Which, in its own strange way, may have been the most honest part of the performance.

TDS

Frank Bruni (via Tipsy Teetotaler):

I’m feeling dark, so no playful notes today. Just this: I never, ever want to hear the phrase “Trump derangement syndrome” again.

There is no derangement among those of us horrified by Trump. There never was. There was simply honest recognition of a spectacularly dishonest and disgraceful bully who showed his colors from the start, before his first election to the presidency, when he mocked John McCain’s years of confinement and torture as a prisoner of war, when he mused about some gun enthusiast taking a shot at Hillary Clinton, when he commenced the refrain of his political life — “rigged,” “rigged,” “rigged” — before his Electoral College victory proved the opposite. He was as ready then to lay waste to democratic traditions and institutions as he is now. He was the same aspiring autocrat, just with less practice and power.

“Derangement syndrome” itself should go away. It’s a glib, hyperbolic dismissal of substantive concerns. People on the right who repeatedly raised alarms about Biden’s cognition and health were accused of “Biden derangement syndrome,” but beneath the exaggerations and gracelessness in which some of them indulged were rational observations. “Derangement syndrome,” like so much else these days, shuts down meaningful debate, turning it into so much mud slinging.

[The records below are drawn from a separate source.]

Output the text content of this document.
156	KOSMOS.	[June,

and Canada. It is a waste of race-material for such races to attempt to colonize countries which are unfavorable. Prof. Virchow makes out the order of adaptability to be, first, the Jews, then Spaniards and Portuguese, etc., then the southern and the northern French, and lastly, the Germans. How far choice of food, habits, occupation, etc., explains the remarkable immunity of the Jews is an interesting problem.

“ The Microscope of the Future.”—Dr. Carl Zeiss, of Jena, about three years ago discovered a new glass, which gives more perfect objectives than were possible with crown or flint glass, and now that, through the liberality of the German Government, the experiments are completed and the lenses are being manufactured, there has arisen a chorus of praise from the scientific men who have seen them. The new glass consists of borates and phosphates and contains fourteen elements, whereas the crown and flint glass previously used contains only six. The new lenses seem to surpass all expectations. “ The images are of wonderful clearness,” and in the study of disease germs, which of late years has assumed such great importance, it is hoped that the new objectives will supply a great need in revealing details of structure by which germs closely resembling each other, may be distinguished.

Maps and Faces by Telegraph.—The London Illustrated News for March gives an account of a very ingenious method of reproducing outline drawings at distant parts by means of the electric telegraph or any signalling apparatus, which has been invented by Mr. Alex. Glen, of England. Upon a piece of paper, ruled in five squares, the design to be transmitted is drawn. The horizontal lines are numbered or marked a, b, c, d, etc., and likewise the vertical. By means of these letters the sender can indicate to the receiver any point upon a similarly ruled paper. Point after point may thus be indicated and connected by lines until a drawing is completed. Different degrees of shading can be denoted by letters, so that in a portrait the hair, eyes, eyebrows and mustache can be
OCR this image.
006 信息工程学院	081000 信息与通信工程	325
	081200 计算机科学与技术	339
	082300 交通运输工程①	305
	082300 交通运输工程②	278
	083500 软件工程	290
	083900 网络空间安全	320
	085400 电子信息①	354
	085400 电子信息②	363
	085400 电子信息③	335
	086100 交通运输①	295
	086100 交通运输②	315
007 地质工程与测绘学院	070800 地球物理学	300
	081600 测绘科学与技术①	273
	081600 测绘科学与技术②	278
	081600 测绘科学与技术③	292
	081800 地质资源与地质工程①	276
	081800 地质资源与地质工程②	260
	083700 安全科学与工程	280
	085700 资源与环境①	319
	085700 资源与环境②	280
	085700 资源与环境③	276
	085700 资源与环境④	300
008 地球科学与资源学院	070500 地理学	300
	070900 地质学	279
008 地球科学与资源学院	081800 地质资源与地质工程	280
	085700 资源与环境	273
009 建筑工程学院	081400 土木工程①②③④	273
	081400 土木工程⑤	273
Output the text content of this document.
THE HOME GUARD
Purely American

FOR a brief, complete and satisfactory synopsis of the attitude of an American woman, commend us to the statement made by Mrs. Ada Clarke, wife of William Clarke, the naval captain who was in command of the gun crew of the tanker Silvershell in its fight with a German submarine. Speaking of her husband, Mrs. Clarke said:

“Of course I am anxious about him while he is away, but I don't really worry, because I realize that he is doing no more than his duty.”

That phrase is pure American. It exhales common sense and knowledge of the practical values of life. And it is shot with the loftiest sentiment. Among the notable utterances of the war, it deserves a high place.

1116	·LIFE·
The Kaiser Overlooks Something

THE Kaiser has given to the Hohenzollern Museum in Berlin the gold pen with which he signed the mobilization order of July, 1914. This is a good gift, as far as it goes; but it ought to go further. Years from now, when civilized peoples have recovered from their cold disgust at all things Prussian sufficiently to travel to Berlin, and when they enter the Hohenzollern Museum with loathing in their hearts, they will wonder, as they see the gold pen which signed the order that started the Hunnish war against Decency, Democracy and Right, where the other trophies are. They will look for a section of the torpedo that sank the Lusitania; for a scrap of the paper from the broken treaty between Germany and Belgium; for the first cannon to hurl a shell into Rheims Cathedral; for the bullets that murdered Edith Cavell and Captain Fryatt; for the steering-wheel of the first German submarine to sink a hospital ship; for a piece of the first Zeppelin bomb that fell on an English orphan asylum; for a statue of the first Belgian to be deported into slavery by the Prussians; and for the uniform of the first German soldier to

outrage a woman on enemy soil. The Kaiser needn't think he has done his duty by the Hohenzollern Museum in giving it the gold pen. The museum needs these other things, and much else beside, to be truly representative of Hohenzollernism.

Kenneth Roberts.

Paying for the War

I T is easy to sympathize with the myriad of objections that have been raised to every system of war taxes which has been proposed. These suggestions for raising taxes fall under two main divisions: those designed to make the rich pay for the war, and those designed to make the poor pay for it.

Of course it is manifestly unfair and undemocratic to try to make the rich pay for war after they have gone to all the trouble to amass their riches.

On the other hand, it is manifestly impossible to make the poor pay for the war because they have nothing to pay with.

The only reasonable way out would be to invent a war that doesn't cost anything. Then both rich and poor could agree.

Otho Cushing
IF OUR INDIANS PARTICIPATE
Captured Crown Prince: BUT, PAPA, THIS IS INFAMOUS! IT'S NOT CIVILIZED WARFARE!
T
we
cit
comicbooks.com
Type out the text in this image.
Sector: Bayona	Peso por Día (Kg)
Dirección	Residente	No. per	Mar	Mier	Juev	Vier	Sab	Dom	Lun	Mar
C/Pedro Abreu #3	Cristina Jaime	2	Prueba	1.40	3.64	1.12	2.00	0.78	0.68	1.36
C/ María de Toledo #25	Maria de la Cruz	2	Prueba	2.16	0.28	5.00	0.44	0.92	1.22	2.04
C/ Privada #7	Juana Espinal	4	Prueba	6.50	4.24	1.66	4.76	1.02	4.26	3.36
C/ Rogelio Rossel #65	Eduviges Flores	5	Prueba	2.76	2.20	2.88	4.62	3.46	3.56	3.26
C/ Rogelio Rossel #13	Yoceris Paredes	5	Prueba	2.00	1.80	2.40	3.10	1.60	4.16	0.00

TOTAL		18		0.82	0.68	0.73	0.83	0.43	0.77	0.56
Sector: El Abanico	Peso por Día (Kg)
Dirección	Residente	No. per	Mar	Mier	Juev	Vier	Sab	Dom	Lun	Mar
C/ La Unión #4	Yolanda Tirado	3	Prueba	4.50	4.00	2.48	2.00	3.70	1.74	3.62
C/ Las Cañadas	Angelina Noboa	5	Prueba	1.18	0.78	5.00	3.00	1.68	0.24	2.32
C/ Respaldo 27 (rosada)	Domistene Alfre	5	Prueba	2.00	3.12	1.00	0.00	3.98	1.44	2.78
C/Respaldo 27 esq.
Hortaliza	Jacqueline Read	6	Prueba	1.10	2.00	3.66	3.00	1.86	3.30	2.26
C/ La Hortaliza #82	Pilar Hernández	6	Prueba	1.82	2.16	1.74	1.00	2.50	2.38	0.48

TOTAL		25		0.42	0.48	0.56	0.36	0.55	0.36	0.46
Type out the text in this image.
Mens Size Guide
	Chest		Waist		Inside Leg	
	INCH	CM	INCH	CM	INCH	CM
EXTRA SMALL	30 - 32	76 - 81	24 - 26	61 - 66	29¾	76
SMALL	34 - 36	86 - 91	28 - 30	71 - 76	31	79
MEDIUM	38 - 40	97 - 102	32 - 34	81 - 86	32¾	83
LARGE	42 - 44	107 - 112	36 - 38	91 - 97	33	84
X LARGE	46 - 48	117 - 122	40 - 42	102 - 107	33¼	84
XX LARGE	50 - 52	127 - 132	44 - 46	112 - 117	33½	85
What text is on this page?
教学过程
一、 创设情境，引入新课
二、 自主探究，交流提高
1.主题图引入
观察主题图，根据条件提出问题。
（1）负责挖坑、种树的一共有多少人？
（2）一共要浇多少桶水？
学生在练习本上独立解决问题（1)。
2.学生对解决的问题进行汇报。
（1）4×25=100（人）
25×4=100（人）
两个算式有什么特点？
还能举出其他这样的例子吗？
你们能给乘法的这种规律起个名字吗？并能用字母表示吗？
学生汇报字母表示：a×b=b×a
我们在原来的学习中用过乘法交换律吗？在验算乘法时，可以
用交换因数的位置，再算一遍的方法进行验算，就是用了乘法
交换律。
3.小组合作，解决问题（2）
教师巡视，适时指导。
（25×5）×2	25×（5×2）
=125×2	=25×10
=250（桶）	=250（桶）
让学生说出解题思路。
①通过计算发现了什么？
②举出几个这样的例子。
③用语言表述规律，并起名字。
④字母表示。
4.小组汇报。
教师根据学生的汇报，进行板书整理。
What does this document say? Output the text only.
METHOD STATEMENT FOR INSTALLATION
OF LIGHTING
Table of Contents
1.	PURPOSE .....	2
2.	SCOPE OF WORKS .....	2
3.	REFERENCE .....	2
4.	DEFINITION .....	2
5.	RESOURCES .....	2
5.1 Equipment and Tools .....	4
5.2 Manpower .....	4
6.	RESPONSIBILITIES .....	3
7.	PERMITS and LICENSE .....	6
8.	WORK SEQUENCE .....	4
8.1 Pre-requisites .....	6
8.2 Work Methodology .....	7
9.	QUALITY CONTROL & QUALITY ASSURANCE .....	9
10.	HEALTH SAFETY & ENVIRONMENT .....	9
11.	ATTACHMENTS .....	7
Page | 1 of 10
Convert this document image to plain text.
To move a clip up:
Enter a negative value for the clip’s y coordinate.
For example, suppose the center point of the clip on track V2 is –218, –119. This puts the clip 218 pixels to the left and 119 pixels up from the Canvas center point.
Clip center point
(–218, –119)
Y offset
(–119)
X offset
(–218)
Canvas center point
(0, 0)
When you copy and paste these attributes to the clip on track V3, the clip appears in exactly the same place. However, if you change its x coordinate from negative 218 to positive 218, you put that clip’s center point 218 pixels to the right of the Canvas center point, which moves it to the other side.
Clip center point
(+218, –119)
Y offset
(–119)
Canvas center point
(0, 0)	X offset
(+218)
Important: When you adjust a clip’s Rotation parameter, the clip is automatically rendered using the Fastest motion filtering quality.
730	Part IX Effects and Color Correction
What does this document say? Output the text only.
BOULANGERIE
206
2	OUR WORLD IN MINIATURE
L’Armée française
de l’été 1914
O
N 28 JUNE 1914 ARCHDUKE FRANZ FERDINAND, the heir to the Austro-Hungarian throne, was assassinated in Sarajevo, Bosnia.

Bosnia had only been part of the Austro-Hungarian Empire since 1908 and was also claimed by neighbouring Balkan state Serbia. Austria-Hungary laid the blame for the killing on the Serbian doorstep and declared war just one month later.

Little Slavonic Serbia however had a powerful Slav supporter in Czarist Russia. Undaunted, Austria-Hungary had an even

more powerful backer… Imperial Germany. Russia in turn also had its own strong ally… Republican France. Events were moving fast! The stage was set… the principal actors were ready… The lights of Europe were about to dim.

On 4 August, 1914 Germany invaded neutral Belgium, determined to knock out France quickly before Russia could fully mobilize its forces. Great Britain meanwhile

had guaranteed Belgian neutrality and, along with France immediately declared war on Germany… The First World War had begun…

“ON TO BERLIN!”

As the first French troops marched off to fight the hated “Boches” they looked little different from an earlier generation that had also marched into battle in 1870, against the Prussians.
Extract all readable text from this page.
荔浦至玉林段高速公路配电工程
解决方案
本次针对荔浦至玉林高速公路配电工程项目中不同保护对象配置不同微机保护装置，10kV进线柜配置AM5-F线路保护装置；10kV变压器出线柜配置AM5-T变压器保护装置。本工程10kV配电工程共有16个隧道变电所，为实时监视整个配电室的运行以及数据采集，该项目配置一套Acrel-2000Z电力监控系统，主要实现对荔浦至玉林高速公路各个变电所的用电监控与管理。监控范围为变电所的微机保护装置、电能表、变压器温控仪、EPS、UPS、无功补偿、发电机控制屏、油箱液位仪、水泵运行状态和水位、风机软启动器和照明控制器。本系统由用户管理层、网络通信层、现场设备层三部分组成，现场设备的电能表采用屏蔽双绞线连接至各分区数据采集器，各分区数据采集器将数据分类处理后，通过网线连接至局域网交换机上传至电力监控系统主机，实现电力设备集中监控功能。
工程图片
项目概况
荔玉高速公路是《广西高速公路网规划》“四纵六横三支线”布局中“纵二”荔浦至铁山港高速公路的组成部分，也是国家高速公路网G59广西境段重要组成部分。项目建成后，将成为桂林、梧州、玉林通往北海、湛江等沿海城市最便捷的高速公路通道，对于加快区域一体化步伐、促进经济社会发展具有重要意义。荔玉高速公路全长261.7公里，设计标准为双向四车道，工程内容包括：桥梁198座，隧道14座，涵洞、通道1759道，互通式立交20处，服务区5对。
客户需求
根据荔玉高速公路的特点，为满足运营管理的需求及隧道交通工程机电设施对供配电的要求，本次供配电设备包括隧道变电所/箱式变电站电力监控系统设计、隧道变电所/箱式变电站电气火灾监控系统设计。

With Trump, language has been challenging. There was the period of respectful, reflexive disinclination to use “lies” or “lying,” until the growing tower of euphemisms and synonyms toppled under its own absurdity. “Fascist” was a red line that’s now receiving something of a green light.

“Until recently, I resisted using the F-word to describe President Trump,” Jonathan Rauch wrote in The Atlantic about a week ago, later adding: “Reluctance to use the term has now become perverse. That is not because of any one or two things he and his administration have done but because of the totality. Fascism is not a territory with clearly marked boundaries but a constellation of characteristics. When you view the stars together, the constellation plainly appears.”

How I wish I could label that assessment deranged.